What does Russia want? This question has confounded policymakers in Washington for the past several years, but never more so than today, as Moscow extends its grip in Crimea, widens the war in Syria and bolsters its military facing west.
I know that I lack a certain appreciation of nuance. I freely admit that.
But I think Russia under Putin wants territory that other people have. That is what he keeps planting his troops on, after all.
Putin said that the collapse of the Soviet Union--during which people on lots of territory took their opportunity to escape Russian control--was a tragedy.
How is this confounding policymakers?
Russia has taken territory in Georgia and Ukraine; he keeps things roiling in Transnistria (I still think of it as spelled Transdnestria); threatens the Baltic states; seems to slowly absorb Belarus; and has planted his troops in Syria, where a win not only gets him base territory but allows him to test his weapons in wartime conditions and raises Russia's reputation which could come in handy should Putin seek more territory.

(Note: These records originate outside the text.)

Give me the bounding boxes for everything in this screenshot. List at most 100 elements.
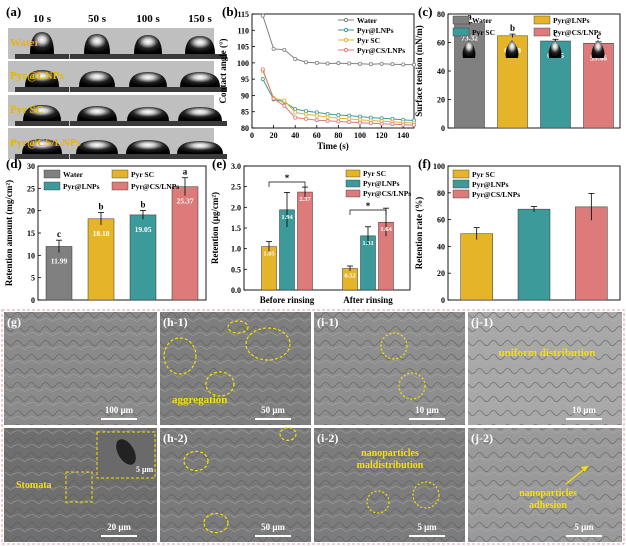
sem-texture	[314, 428, 465, 542]
y-tick-label: 85	[241, 108, 249, 117]
data-point	[303, 60, 308, 65]
data-point	[282, 98, 287, 103]
data-point	[411, 62, 416, 67]
sem-panel-label: (i-2)	[317, 431, 338, 445]
data-point	[282, 103, 287, 108]
legend-swatch	[43, 169, 61, 179]
data-point	[336, 112, 341, 117]
bar	[575, 206, 608, 301]
substrate	[121, 121, 175, 126]
legend-swatch	[533, 27, 551, 37]
annotation-aggregation: aggregation	[172, 394, 227, 406]
y-tick-label: 20	[27, 207, 35, 216]
sem-panel-label: (h-1)	[163, 315, 188, 329]
y-tick-label: 60	[437, 216, 445, 225]
stomata-pore	[116, 439, 136, 465]
legend-swatch	[452, 179, 470, 189]
data-point	[260, 13, 265, 18]
y-axis-label: Retention (μg/cm²)	[210, 192, 220, 264]
legend-label: Pyr@CS/LNPs	[472, 190, 520, 199]
y-tick-label: 0.0	[231, 286, 241, 295]
data-point	[293, 110, 298, 115]
inset-scale-label: 5 μm	[136, 465, 154, 474]
x-tick-label: 40	[291, 131, 299, 140]
sem-image-grid: (g) 100 μm (h-1) 50 μm (i-1) 10 μm (j-1) 10 μm 2…	[1, 309, 625, 545]
substrate	[70, 87, 124, 92]
data-point	[347, 116, 352, 121]
data-point	[325, 61, 330, 66]
significance-letter: c	[597, 31, 601, 41]
droplet	[22, 139, 62, 154]
y-tick-label: 80	[437, 10, 445, 19]
legend-swatch	[345, 179, 361, 188]
sem-texture	[4, 312, 157, 425]
y-tick-label: 40	[437, 67, 445, 76]
substrate	[15, 121, 69, 126]
data-point	[303, 112, 308, 117]
substrate	[121, 54, 175, 59]
row-label: Pyr SC	[10, 104, 44, 116]
legend-swatch	[452, 15, 470, 25]
pendant-drop	[462, 40, 476, 58]
panel-c-label: (c)	[418, 4, 432, 19]
plot-frame	[251, 13, 415, 129]
annotation-line-1: nanoparticles	[361, 448, 419, 459]
panel-a-time-labels: 10 s 50 s 100 s 150 s	[33, 13, 213, 25]
legend-label: Pyr SC	[472, 170, 495, 179]
value-label: 25.37	[177, 197, 194, 206]
highlight-ellipse	[203, 512, 229, 534]
x-category-label: After rinsing	[343, 295, 393, 305]
y-tick-label: 100	[237, 59, 249, 68]
y-tick-label: 20	[437, 96, 445, 105]
data-point	[368, 121, 373, 126]
legend-label: Water	[472, 16, 493, 25]
highlight-circle	[366, 490, 390, 514]
data-point	[390, 62, 395, 67]
data-point	[347, 113, 352, 118]
data-point	[411, 123, 416, 128]
y-tick-label: 40	[437, 242, 445, 251]
y-axis-label: Retention amount (mg/cm²)	[4, 180, 14, 286]
data-point	[325, 114, 330, 119]
x-tick-label: 140	[397, 131, 409, 140]
data-point	[401, 62, 406, 67]
pendant-drop	[591, 40, 605, 58]
substrate	[15, 154, 69, 159]
value-label: 18.18	[93, 229, 110, 238]
data-point	[347, 120, 352, 125]
data-point	[314, 113, 319, 118]
data-point	[260, 67, 265, 72]
substrate	[173, 154, 227, 159]
substrate	[173, 87, 227, 92]
y-tick-label: 30	[27, 162, 35, 171]
data-point	[401, 122, 406, 127]
scale-bar-label: 5 μm	[417, 522, 437, 532]
scale-bar-label: 100 μm	[105, 405, 134, 415]
y-tick-label: 80	[241, 124, 249, 133]
y-tick-label: 105	[237, 43, 249, 52]
legend-swatch	[452, 189, 470, 199]
legend-swatch	[345, 189, 361, 198]
droplet	[25, 70, 59, 87]
legend-swatch	[43, 181, 61, 191]
highlight-circle	[412, 481, 440, 509]
legend-label: Pyr@CS/LNPs	[553, 28, 601, 37]
significance-letter: c	[554, 28, 558, 38]
sem-panel-label: (i-1)	[317, 315, 338, 329]
legend-swatch	[345, 169, 361, 178]
data-point	[357, 61, 362, 66]
x-tick-label: 100	[354, 131, 366, 140]
row-label: Water	[10, 37, 39, 49]
substrate	[15, 54, 69, 59]
sem-texture	[160, 428, 311, 542]
highlight-ellipse	[205, 371, 235, 397]
highlight-ellipse	[245, 327, 291, 361]
y-tick-label: 0	[31, 296, 35, 305]
scale-bar-label: 50 μm	[261, 522, 285, 532]
panel-e-grouped-bar-chart: (e) 0.0 0.5 1.0 1.5 2.0 2.5 3.0 Retention (μg/c…	[210, 156, 411, 305]
legend-label: Pyr SC	[131, 170, 154, 179]
y-axis-label: Contact angle (°)	[218, 38, 228, 103]
x-tick-label: 0	[250, 131, 254, 140]
data-point	[260, 77, 265, 82]
droplet	[76, 140, 118, 154]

How is the question of what Putin wants a mystery?
Of course, these same policymakers are probably still scratching their head over this, trying to find clues about just what exactly do the Iranian nutball mullahs have in mind?
Iran test-fired two ballistic missiles, one of them with the phrase "Israel should be wiped off the Earth" written on it in Hebrew, Iranian media reported Wednesday.
The country’s semiofficial Fars news agency said the missiles were fired at a target 870 miles away.
I'm sure that a properly nuanced mind can figure this, and much else, out.